Sunday, January 18, 2009

facebook stuff

It is almost midnight, but tomorrow is MLK Day so Jeff and the kids are home with me. I am missing My sister tonight in a weird way. I feel kind of removed from her and I know how to connect again. I could go and look at photo's and most of all, read the mother's day card from her, the one she wrote only a few weeks before she passed and said such nice things. I don't know, it is easier sometimes to just be numb.

I have been doing facebook recently and my old boyfriend is on there. He has twins, 4 months old now. He has nothing about his girlfriend/wife on there so I don't even know if he is married. There are pics of his twins but that is it. We were togther 7 years and were kind of engaged, he was going to move here after grad school and we had planned to get a place together. But I called it off because I just didn't want to marry him. That didn't mean I didn't love him. I did, and that kind of love never goes away. So it is weird to have him there, hanging around on facebook. It is is almost magical in a way though. I don't have to talk to him, I don't have to do anything to make me feel like I am being disrespectful to DH. But I get a little glimpse into what he is doing and where he is and what his email is. I don't ever plan on using any of it. But just having it accessible give me a kind of joyful feeling, like he is not gone. Just not in my life. I called him a few months after my sister's accident after a friend of a friend emailed me his phone number because she heard I wanted to talk to him. It was weird talking to him. He made me laugh and feel really good because he said that he thought it was going to be some rude contractor on the phone and it was me and he couldn't believe it. He had heard about my sister and was alkwardly terribly sorry. He was never good at that. He understood my relationship with her and I needed that connection. When we got off the phone I was glad I spoke to him and thought that maybe I would call him again maybe in 10 years. I told DH about it right away and he was understanding. If I thought it would upset him I would not have made that call. But now my that old boyfriend is on facebook and we can occasionally make small comments now and then I don't think I will ever have to call him again. He is there, living his life and giving tiny glimples...not more, or less than I want to see. I have lots of pics of my family and of me and DH together. So he knows too.

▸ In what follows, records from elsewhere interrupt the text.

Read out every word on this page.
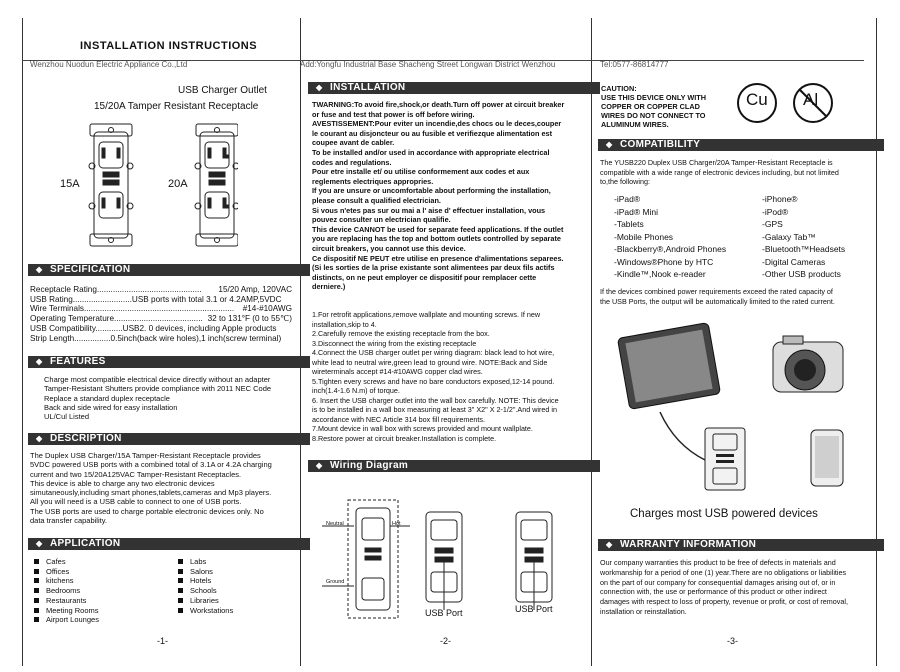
INSTALLATION INSTRUCTIONS
Wenzhou Nuodun Electric Appliance Co.,Ltd	Add:Yongfu Industrial Base Shacheng Street Longwan District Wenzhou	Tel:0577-86814777
USB Charger Outlet
15/20A Tamper Resistant Receptacle
15A	20A
◆ SPECIFICATION
Receptacle Rating.............................................. 15/20 Amp, 120VAC
USB Rating..........................USB ports with total 3.1 or 4.2AMP,5VDC
Wire Terminals.................................................................. #14-#10AWG
Operating Temperature....................................... 32 to 131°F (0 to 55℃)
USB Compatibility............USB2. 0 devices, including Apple products
Strip Length................0.5inch(back wire holes),1 inch(screw terminal)
◆ FEATURES
Charge most compatible electrical device directly without an adapter
Tamper-Resistant Shutters provide compliance with 2011 NEC Code
Replace a standard duplex receptacle
Back and side wired for easy installation
UL/Cul Listed
◆ DESCRIPTION
The Duplex USB Charger/15A Tamper-Resistant Receptacle provides
5VDC powered USB ports with a combined total of 3.1A or 4.2A charging
current and two 15/20A125VAC Tamper-Resistant Receptacles.
This device is able to charge any two electronic devices
simutaneously,including smart phones,tablets,cameras and Mp3 players.
All you will need is a USB cable to connect to one of USB ports.
The USB ports are used to charge portable electronic devices only. No
data transfer capability.
◆ APPLICATION
Cafes
Offices
kitchens
Bedrooms
Restaurants
Meeting Rooms
Airport Lounges
Labs
Salons
Hotels
Schools
Libraries
Workstations
-1-
◆ INSTALLATION
TWARNING:To avoid fire,shock,or death.Turn off power at circuit breaker
or fuse and test that power is off before wiring.
AVESTISSEMENT:Pour eviter un incendie,des chocs ou le deces,couper
le courant au disjoncteur ou au fusible et verifiezque alimentation est
coupee avant de cabler.
To be installed and/or used in accordance with appropriate electrical
codes and regulations.
Pour etre installe et/ ou utilise conformement aux codes et aux
reglements electriques appropries.
If you are unsure or uncomfortable about performing the installation,
please consult a qualified electrician.
Si vous n'etes pas sur ou mai a l' aise d' effectuer installation, vous
pouvez consulter un electrician qualifie.
This device CANNOT be used for separate feed applications. If the outlet
you are replacing has the top and bottom outlets controlled by separate
circuit breakers, you cannot use this device.
Ce dispositif NE PEUT etre utilise en presence d'alimentations separees.
(Si les sorties de la prise existante sont alimentees par deux fils actifs
distincts, on ne peut employer ce dispositif pour remplacer cette
derniere.)
1.For retrofit applications,remove wallplate and mounting screws. If new
installation,skip to 4.
2.Carefully remove the existing receptacle from the box.
3.Disconnect the wiring from the existing receptacle
4.Connect the USB charger outlet per wiring diagram: black lead to hot wire,
white lead to neutral wire,green lead to ground wire. NOTE:Back and Side
wireterminals accept #14-#10AWG copper clad wires.
5.Tighten every screws and have no bare conductors exposed,12-14 pound.
inch(1.4-1.6 N.m) of torque.
6. Insert the USB charger outlet into the wall box carefully. NOTE: This device
is to be installed in a wall box measuring at least 3" X2" X 2-1/2".And wired in
accordance with NEC Article 314 box fill requirements.
7.Mount device in wall box with screws provided and mount wallplate.
8.Restore power at circuit breaker.Installation is complete.
◆ Wiring Diagram
Neutral	Hot
Ground
USB Port	USB Port
-2-
CAUTION:
USE THIS DEVICE ONLY WITH
COPPER OR COPPER CLAD
WIRES DO NOT CONNECT TO
ALUMINUM WIRES.
Cu Al
◆ COMPATIBILITY
The YUSB220 Duplex USB Charger/20A Tamper-Resistant Receptacle is
compatible with a wide range of electronic devices including, but not limited
to,the following:
-iPad®	-iPhone®
-iPad® Mini	-iPod®
-Tablets	-GPS
-Mobile Phones	-Galaxy Tab™
-Blackberry®,Android Phones	-Bluetooth™Headsets
-Windows®Phone by HTC	-Digital Cameras
-Kindle™,Nook e-reader	-Other USB products
If the devices combined power requirements exceed the rated capacity of
the USB Ports, the output will be automatically limited to the rated current.
Charges most USB powered devices
◆ WARRANTY INFORMATION
Our company warranties this product to be free of defects in materials and
workmanship for a period of one (1) year.There are no obligations or liabilities
on the part of our company for consequential damages arising out of, or in
connection with, the use or performance of this product or other indirect
damages with respect to loss of property, revenue or profit, or cost of removal,
installation or reinstallation.
-3-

I'm not sure how others/he perceives me from what I put up there, but it is what it is. I think that true love never dies. We would never have made it together. I knew that I would never want to put a child through our tumultuous relationship and I made the right decision. DH is the true love of my life. But just knowing that my old love is not in an abyss, as if he had died or something, well, I'm glad that is not the case.

I have my usual perpetual heartburn. The baby is moving a lot and getting more and more heavy in my belly. I wonder if it is a boy or a girl!! I have no idea. No idea.